If you are also attracted to network analysis, you may want to do it with R, a free software environment for statistical computing and graphics. Let’s also say that you want to create a network from a list. In this list, every row element is listed in an attribute, as in the following example.
Basketball | Football | Golf | |
---|---|---|---|
Marc | 1 | 10 | 0 |
John | 0 | 20 | 0 |
Paul | 5 | 0 | 5 |
Micheal | 0 | 0 | 5 |
In the scenario, Marc and Paul are “connected” because they both play football, Marc and John are connected because of Basketball, Paul and Micheal are bound by Golf, and so on. You may also want to assume that the link between Marc and John created thanks to basketball is way higher than the one made between Marc and Paul in football. As you may imagine, this can be exploited in many different ways since there are many cases in which a network can be formed from other individuals sharing an attribute (for instance, customers buying the same products).
Let’s take a very generic matrix as an example, and then let’s generate all the possible combinations between the individuals (in our case, they would be Marc – John, Marc – Paul, Marc – Micheal, John – Paul, John – Micheal and Paul – Micheal).
# table with 50 random values
set.seed(345)
inc <- matrix( rbinom(50, 1, p=0.2) , 10, 5)

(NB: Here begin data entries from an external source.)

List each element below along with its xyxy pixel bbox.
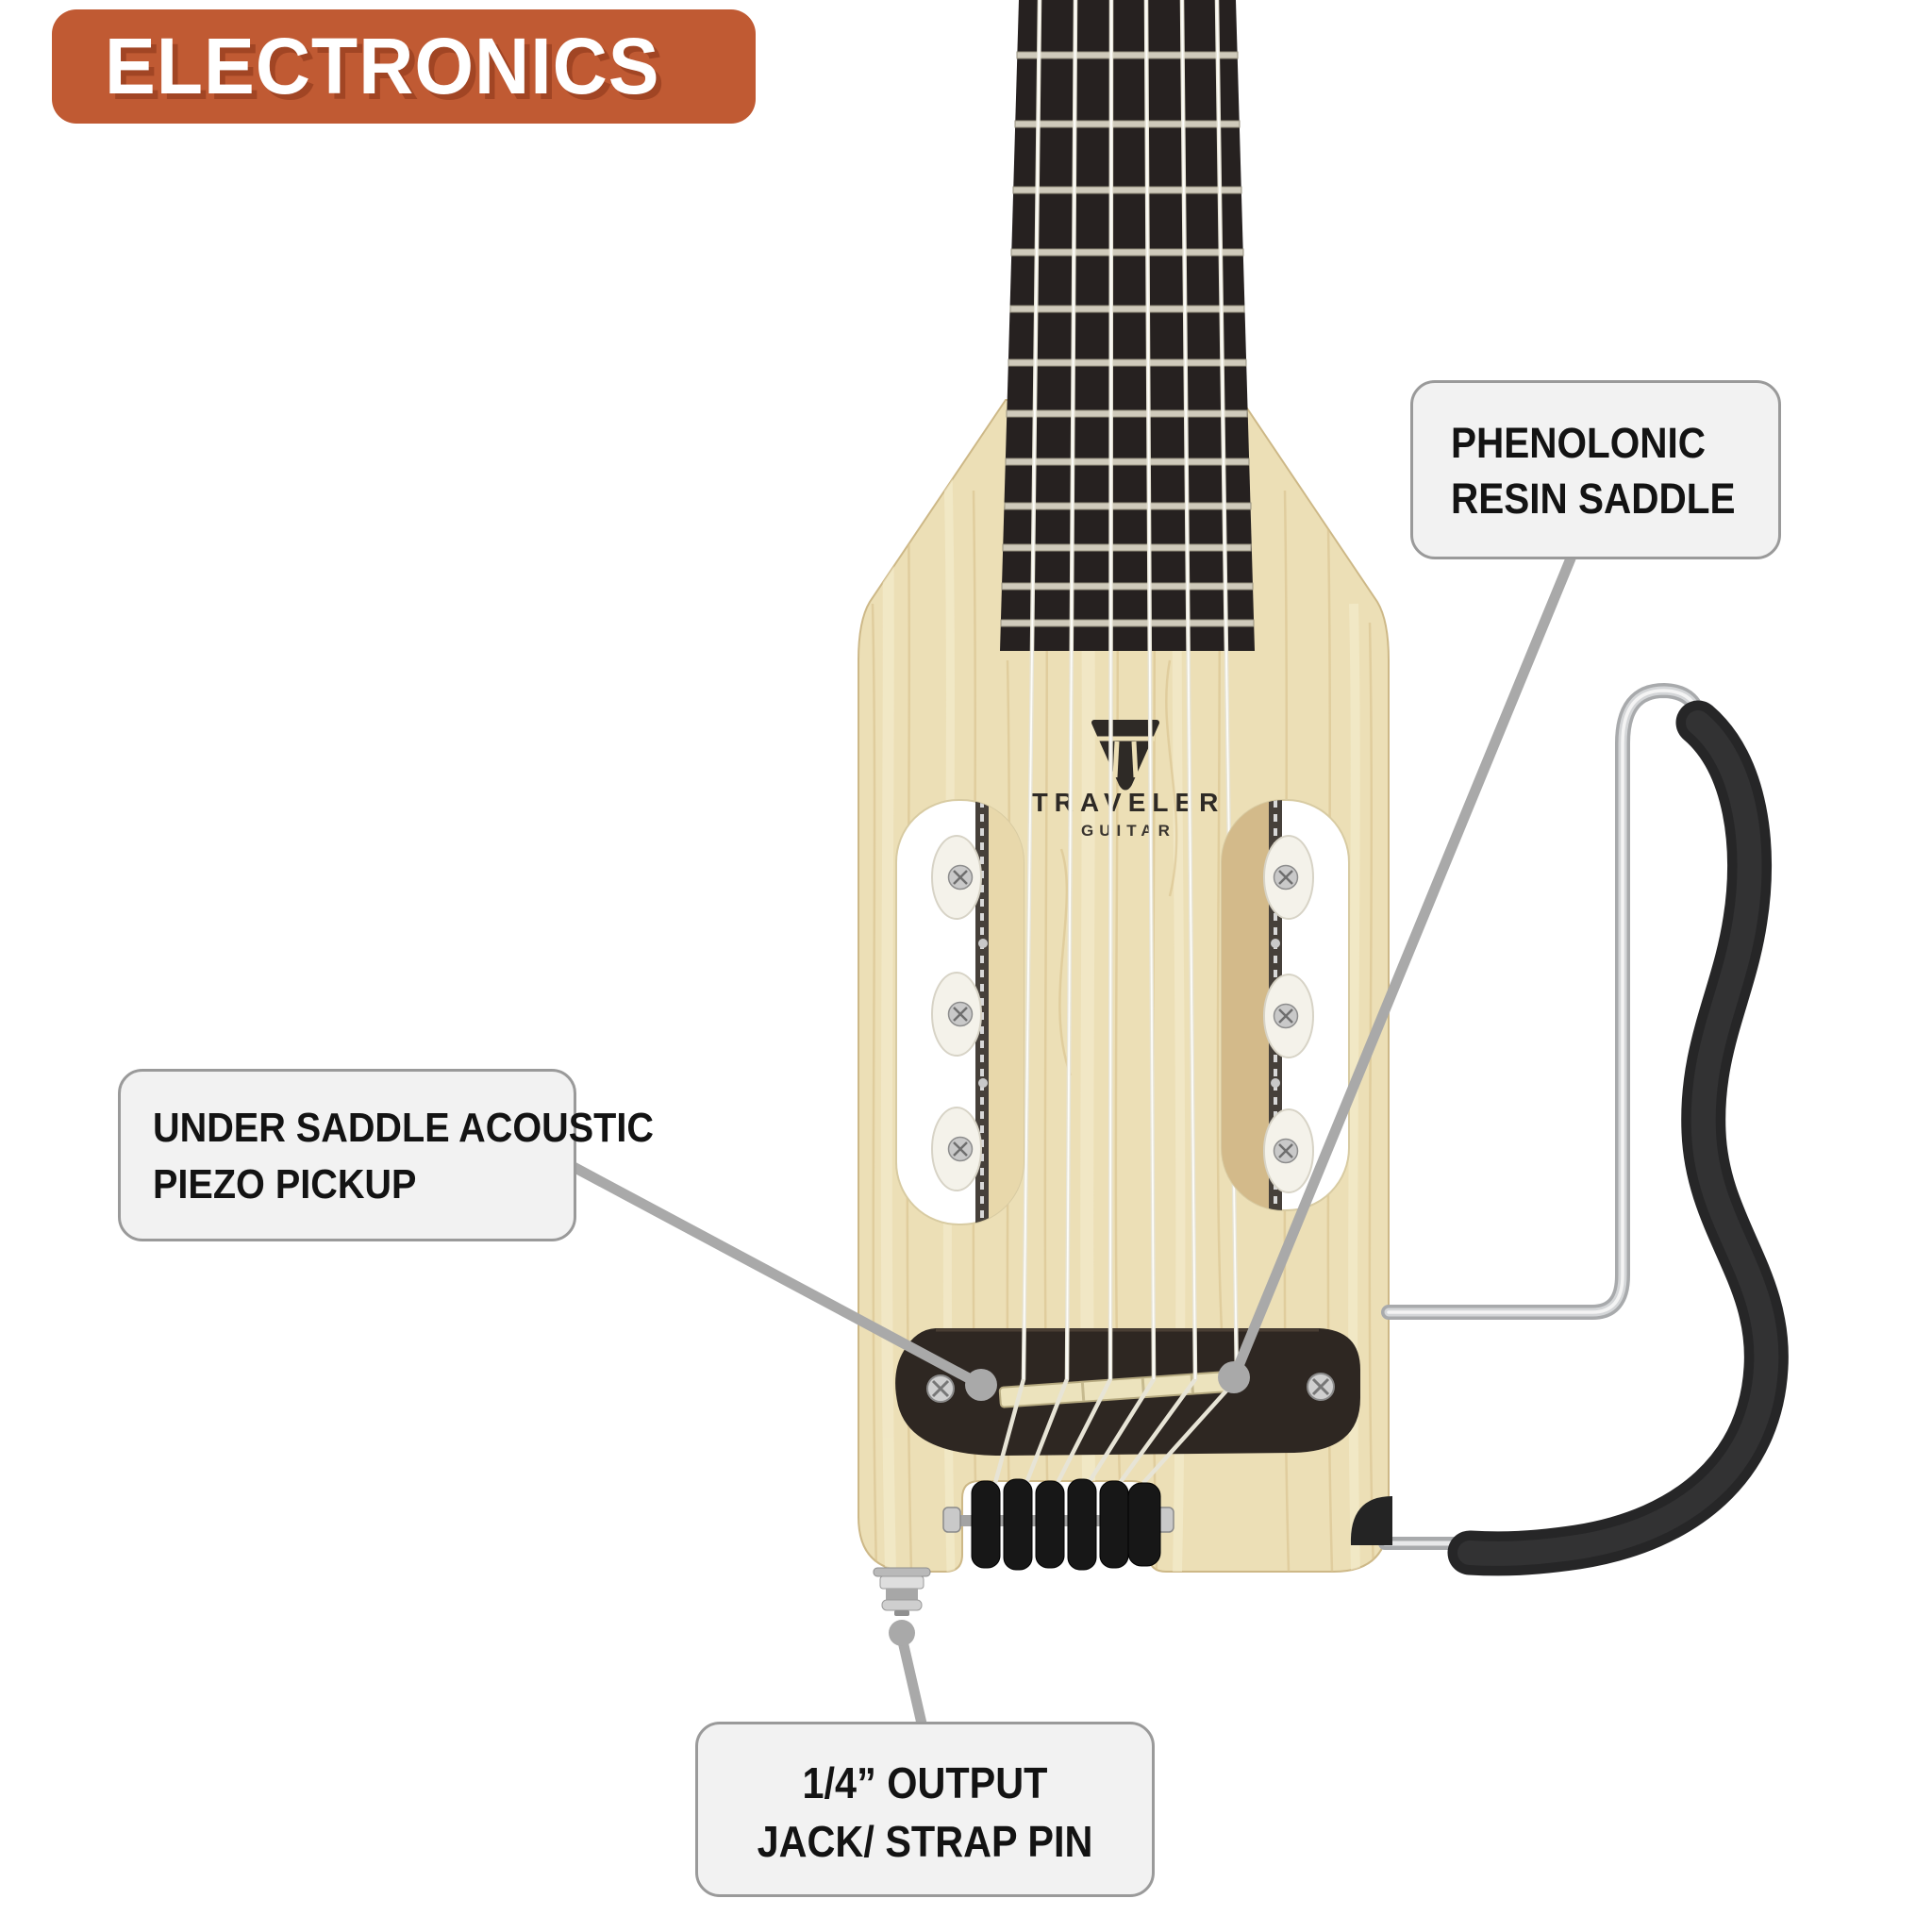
title-badge-label: ELECTRONICS [105,22,660,110]
lap-rest-mount [1350,1496,1392,1545]
callout-line: PHENOLONIC [1451,419,1707,467]
output-jack [873,1567,931,1616]
callout-phenolonic-resin-saddle: PHENOLONIC RESIN SADDLE [1410,380,1781,559]
right-sound-slot [1221,799,1350,1211]
leader-line-saddle [1228,553,1576,1383]
string-retainer [942,1478,1174,1571]
left-sound-slot [895,799,1024,1225]
leader-dot-pickup [965,1369,997,1401]
callout-under-saddle-piezo-pickup: UNDER SADDLE ACOUSTIC PIEZO PICKUP [118,1069,654,1241]
leader-dot-saddle [1218,1361,1250,1393]
left-tuner-buttons [931,835,982,1191]
brand-sub-text: GUITAR [1081,822,1175,840]
strings [992,0,1240,1485]
title-badge: ELECTRONICS [52,9,756,124]
callout-line: 1/4” OUTPUT [802,1758,1048,1807]
right-tuner-buttons [1263,835,1314,1193]
brand-text: TRAVELER [1032,788,1225,817]
bridge [895,1328,1360,1456]
lap-rest-frame [1350,682,1789,1576]
frets [1000,51,1255,627]
callout-line: JACK/ STRAP PIN [757,1816,1093,1866]
leader-dots [889,1361,1250,1646]
callout-line: PIEZO PICKUP [153,1160,417,1208]
leader-dot-jack [889,1620,915,1646]
fretboard [1000,0,1255,651]
callout-line: UNDER SADDLE ACOUSTIC [153,1105,654,1151]
callout-output-jack-strap-pin: 1/4” OUTPUT JACK/ STRAP PIN [695,1722,1155,1897]
leader-line-jack [897,1636,927,1729]
bridge-screws [926,1373,1335,1403]
leader-line-pickup [568,1161,987,1391]
leader-lines [568,553,1576,1729]
callout-line: RESIN SADDLE [1451,475,1736,524]
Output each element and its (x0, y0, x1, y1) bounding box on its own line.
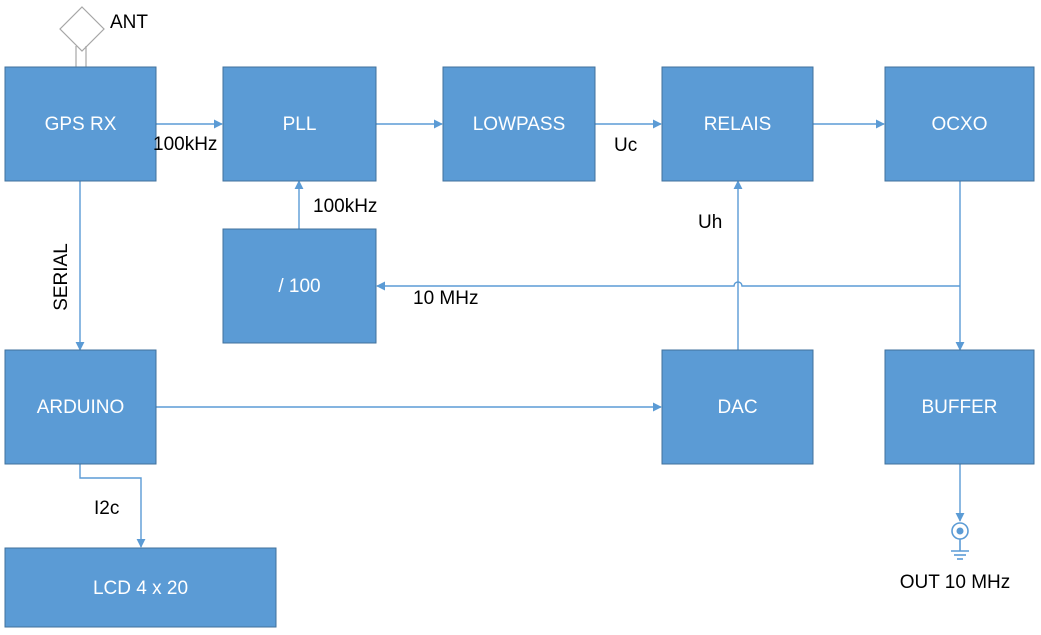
label-divider-pll: 100kHz (313, 196, 377, 217)
block-dac: DAC (661, 349, 814, 465)
block-ocxo-label: OCXO (932, 114, 988, 135)
label-arduino-lcd: I2c (94, 498, 119, 519)
block-buffer-label: BUFFER (922, 397, 998, 418)
label-dac-relais: Uh (698, 212, 722, 233)
block-lcd: LCD 4 x 20 (4, 547, 277, 628)
block-relais: RELAIS (661, 66, 814, 182)
label-gps-pll: 100kHz (153, 134, 217, 155)
block-arduino: ARDUINO (4, 349, 157, 465)
label-output: OUT 10 MHz (900, 572, 1011, 593)
label-ocxo-divider: 10 MHz (413, 288, 478, 309)
block-relais-label: RELAIS (704, 114, 772, 135)
block-gps-rx-label: GPS RX (45, 114, 117, 135)
block-gps-rx: GPS RX (4, 66, 157, 182)
ground-icon (951, 539, 969, 560)
block-divider-label: / 100 (278, 276, 320, 297)
block-dac-label: DAC (717, 397, 757, 418)
block-lowpass-label: LOWPASS (473, 114, 566, 135)
label-gps-arduino: SERIAL (51, 243, 72, 311)
block-pll: PLL (222, 66, 377, 182)
block-lowpass: LOWPASS (442, 66, 596, 182)
wire-arduino-lcd (79, 464, 146, 548)
label-lowpass-relais: Uc (614, 135, 637, 156)
block-divider: / 100 (222, 228, 377, 344)
antenna-label: ANT (110, 12, 148, 33)
coax-output-icon (951, 522, 969, 540)
wire-ocxo-divider (376, 281, 960, 291)
connections (75, 119, 965, 548)
antenna-icon (59, 6, 105, 67)
block-lcd-label: LCD 4 x 20 (93, 578, 188, 599)
block-arduino-label: ARDUINO (37, 397, 125, 418)
block-buffer: BUFFER (884, 349, 1035, 465)
block-ocxo: OCXO (884, 66, 1035, 182)
block-pll-label: PLL (283, 114, 317, 135)
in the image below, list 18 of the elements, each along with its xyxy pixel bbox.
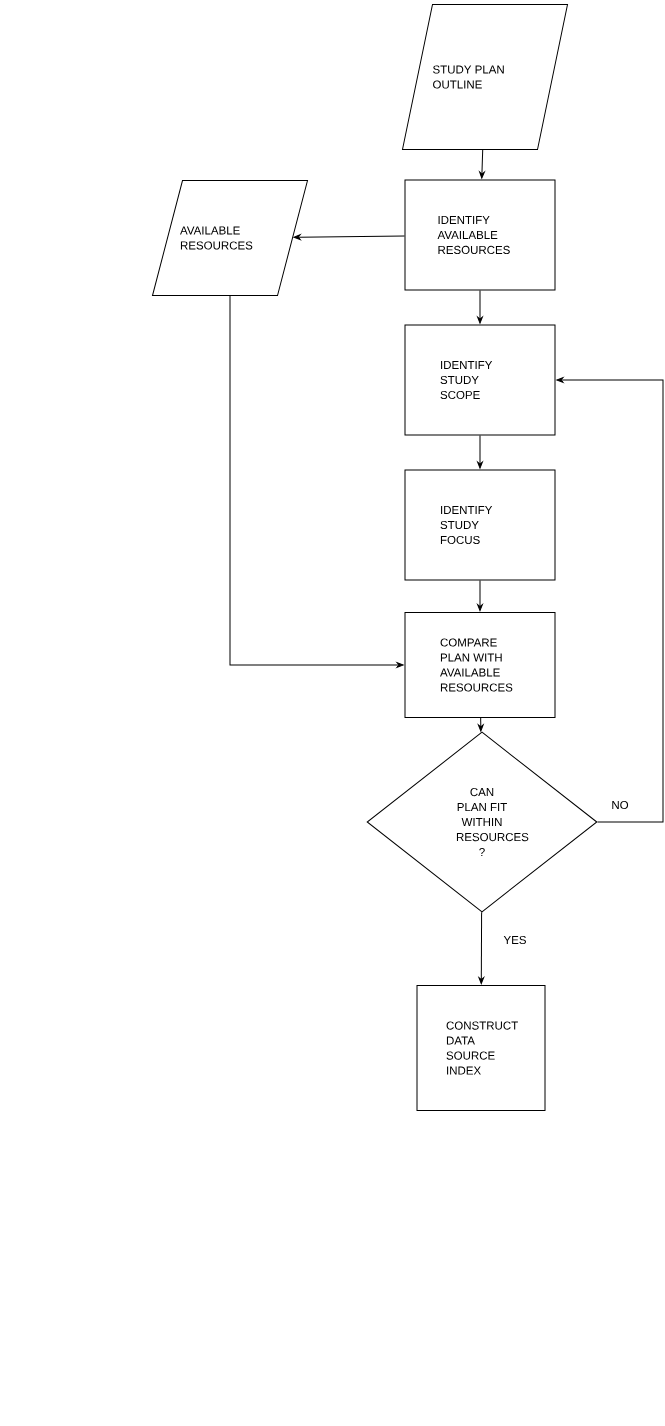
process-box: CONSTRUCT DATA SOURCE INDEX <box>416 985 546 1111</box>
arrow <box>477 580 483 612</box>
arrow <box>477 435 483 469</box>
process-box: COMPARE PLAN WITH AVAILABLE RESOURCES <box>404 612 556 718</box>
arrow <box>229 295 404 668</box>
edge-label: NO <box>609 798 631 812</box>
data-parallelogram: AVAILABLE RESOURCES <box>152 180 308 296</box>
process-box: IDENTIFY STUDY SCOPE <box>404 324 556 436</box>
arrow <box>477 290 483 324</box>
edge-label: YES <box>501 933 529 947</box>
arrow <box>477 717 484 732</box>
data-parallelogram: STUDY PLAN OUTLINE <box>402 4 568 150</box>
process-box: IDENTIFY AVAILABLE RESOURCES <box>404 179 556 291</box>
arrow <box>478 911 485 985</box>
arrow <box>293 234 405 241</box>
arrow <box>479 149 485 179</box>
arrow <box>556 377 664 823</box>
process-box: IDENTIFY STUDY FOCUS <box>404 469 556 581</box>
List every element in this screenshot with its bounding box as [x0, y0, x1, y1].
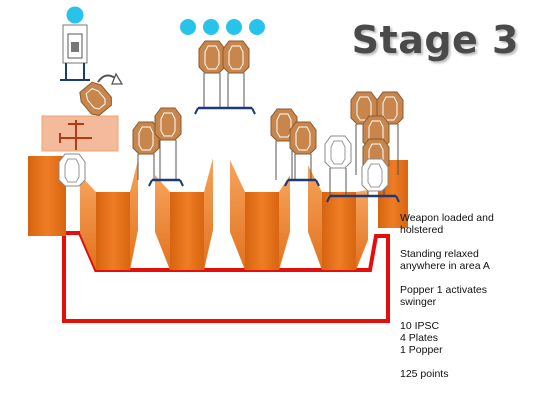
swinger-box: [41, 115, 119, 152]
no-shoot-target: [58, 153, 86, 187]
targets-layer: [58, 40, 404, 203]
target-stand: [284, 178, 320, 187]
points-total: 125 points: [400, 368, 528, 380]
swinger-arm: [59, 120, 92, 150]
plate: [203, 19, 219, 35]
target-count-line: 1 Popper: [400, 344, 443, 356]
start-position-line: Standing relaxed: [400, 248, 479, 260]
target-count-line: 4 Plates: [400, 332, 438, 344]
wall-bay-3: [230, 160, 290, 270]
activation-line: swinger: [400, 296, 437, 308]
activation-line: Popper 1 activates: [400, 284, 487, 296]
target-stand: [194, 106, 256, 115]
wall-bay-1: [80, 160, 138, 270]
activation-note: Popper 1 activates swinger: [400, 284, 528, 308]
points-line: 125 points: [400, 368, 449, 380]
wall-bay-4: [308, 165, 368, 270]
target-count: 10 IPSC 4 Plates 1 Popper: [400, 320, 528, 356]
plate: [226, 19, 242, 35]
plate: [249, 19, 265, 35]
start-position: Standing relaxed anywhere in area A: [400, 248, 528, 272]
no-shoot-target: [324, 135, 352, 196]
ipsc-target: [289, 121, 317, 180]
no-shoot-target: [361, 158, 389, 192]
plate-rack: [180, 19, 265, 35]
plate-rack-left: [66, 6, 84, 24]
stage-title: Stage 3: [351, 18, 519, 62]
target-stand: [326, 194, 400, 203]
ipsc-target: [154, 107, 182, 180]
weapon-condition-line: Weapon loaded and: [400, 212, 494, 224]
target-count-line: 10 IPSC: [400, 320, 440, 332]
plate: [66, 6, 84, 24]
start-position-line: anywhere in area A: [400, 260, 490, 272]
ipsc-target: [222, 40, 250, 108]
weapon-condition: Weapon loaded and holstered: [400, 212, 528, 236]
popper-1: [60, 24, 90, 81]
target-stand: [148, 178, 184, 187]
weapon-condition-line: holstered: [400, 224, 444, 236]
stage-briefing: Weapon loaded and holstered Standing rel…: [400, 212, 528, 380]
rotate-arrow-icon: [97, 72, 124, 85]
ipsc-target: [198, 40, 226, 108]
plate: [180, 19, 196, 35]
swinger-target: [79, 81, 112, 116]
wall-bay-2: [155, 158, 213, 270]
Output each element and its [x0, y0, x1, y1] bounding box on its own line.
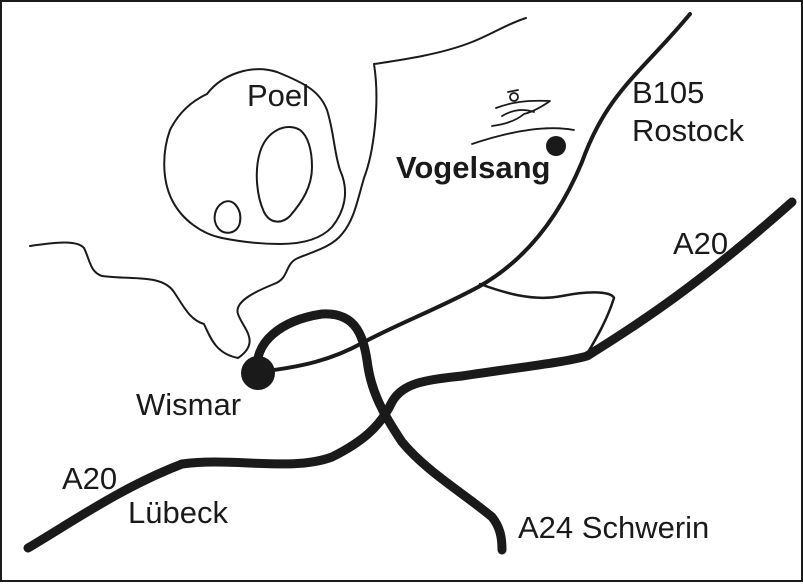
island-poel-lake [213, 200, 242, 234]
island-poel-outline [163, 68, 347, 245]
city-marker-wismar [241, 356, 275, 390]
label-luebeck: Lübeck [128, 495, 228, 530]
label-wismar: Wismar [136, 387, 242, 422]
minor-road-branch [478, 282, 616, 356]
bird-logo-icon [471, 89, 575, 145]
coastline [29, 17, 527, 359]
label-poel: Poel [247, 78, 310, 113]
label-vogelsang: Vogelsang [396, 150, 551, 185]
label-b105: B105 [632, 75, 705, 110]
label-a24-schwerin: A24 Schwerin [518, 510, 710, 545]
label-rostock: Rostock [632, 113, 744, 148]
marker-vogelsang [546, 136, 566, 156]
road-b105 [256, 12, 692, 374]
label-a20-west: A20 [62, 461, 118, 496]
label-a20-east: A20 [673, 226, 729, 261]
island-poel-bay [255, 125, 313, 223]
motorway-a24-loop [252, 309, 507, 555]
motorway-a20 [23, 197, 797, 553]
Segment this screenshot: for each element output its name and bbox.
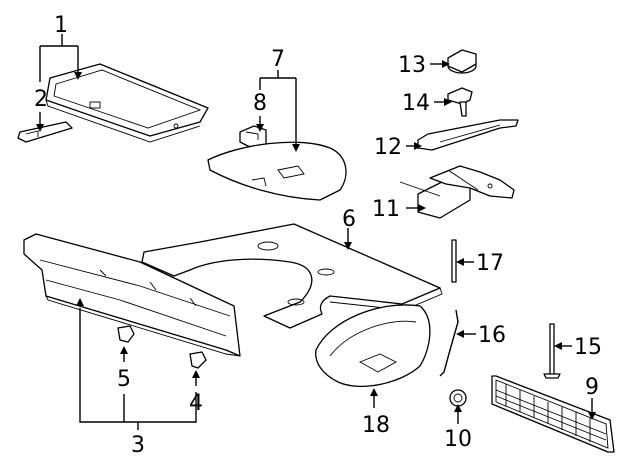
pushpin <box>117 325 135 343</box>
clip <box>239 125 267 149</box>
callout-13: 13 <box>398 53 426 78</box>
callout-9: 9 <box>585 375 599 400</box>
sill-plate <box>23 233 241 357</box>
scissor-jack <box>399 165 515 219</box>
callout-2: 2 <box>34 87 48 112</box>
callout-11: 11 <box>372 197 400 222</box>
callout-8: 8 <box>253 91 267 116</box>
callout-5: 5 <box>117 367 131 392</box>
callout-15: 15 <box>574 335 602 360</box>
callout-18: 18 <box>362 413 390 438</box>
leader-lines <box>36 34 596 430</box>
strap <box>451 239 457 283</box>
bracket <box>17 121 73 143</box>
callout-numbers: 1 2 7 8 13 14 12 11 6 17 16 15 9 5 4 18 … <box>34 13 602 458</box>
callout-7: 7 <box>271 47 285 72</box>
cargo-net <box>491 375 615 453</box>
callout-14: 14 <box>402 91 430 116</box>
callout-17: 17 <box>476 251 504 276</box>
callout-10: 10 <box>444 427 472 452</box>
load-floor-panel <box>45 63 209 143</box>
hook-rod <box>439 309 459 377</box>
jack-handle <box>447 87 473 117</box>
callout-16: 16 <box>478 323 506 348</box>
callout-3: 3 <box>131 433 145 458</box>
callout-12: 12 <box>374 135 402 160</box>
trim-cover <box>207 141 347 201</box>
callout-1: 1 <box>54 13 68 38</box>
tire-tray <box>315 304 431 388</box>
retainer <box>189 351 207 369</box>
wrench <box>417 119 519 151</box>
callout-6: 6 <box>342 207 356 232</box>
floor-pan <box>141 223 443 329</box>
cap <box>447 49 477 74</box>
stud <box>543 323 561 379</box>
grommet <box>449 389 467 407</box>
callout-4: 4 <box>189 391 203 416</box>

colnames(inc) <- letters[1:5] # activities
rownames(inc) <- LETTERS[1:10] # individuals
# generate all combinations of individuals
d <- data.frame(t(combn(rownames(inc), 2)), stringsAsFactors = F)
Now, we are going to build a function that is gonna calculate the strength of the link between two individuals by summing the product of the value of each attribute. For example in the example above, is going to calculate the link between Marc and John by applying the following formula:
LinkStrength(Mark, John) = Football(Marc) * Football(John) + Basketball(Marc) * Basketball(John)+Golf(Marc) * Golf(John)
sum_act <- function(x){
sum = sum(inc[ d[x,"X1"],] * inc[ d[x,"X2"],])
}
d$keep <- sapply(1:nrow(d), sum_act)
head(d)
X1 X2 keep
1 A B 1
2 A C 0
3 A D 0
4 A E 0
5 A F 0
6 A G 0
Now you will be able to generate your own network object and analyse all its characteristics.
library(igraph)
g <- graph_from_data_frame(d[d$keep>0,], directed = F)
plot(g)
And you? Have you ever done network analysis in R?
Thank you very much!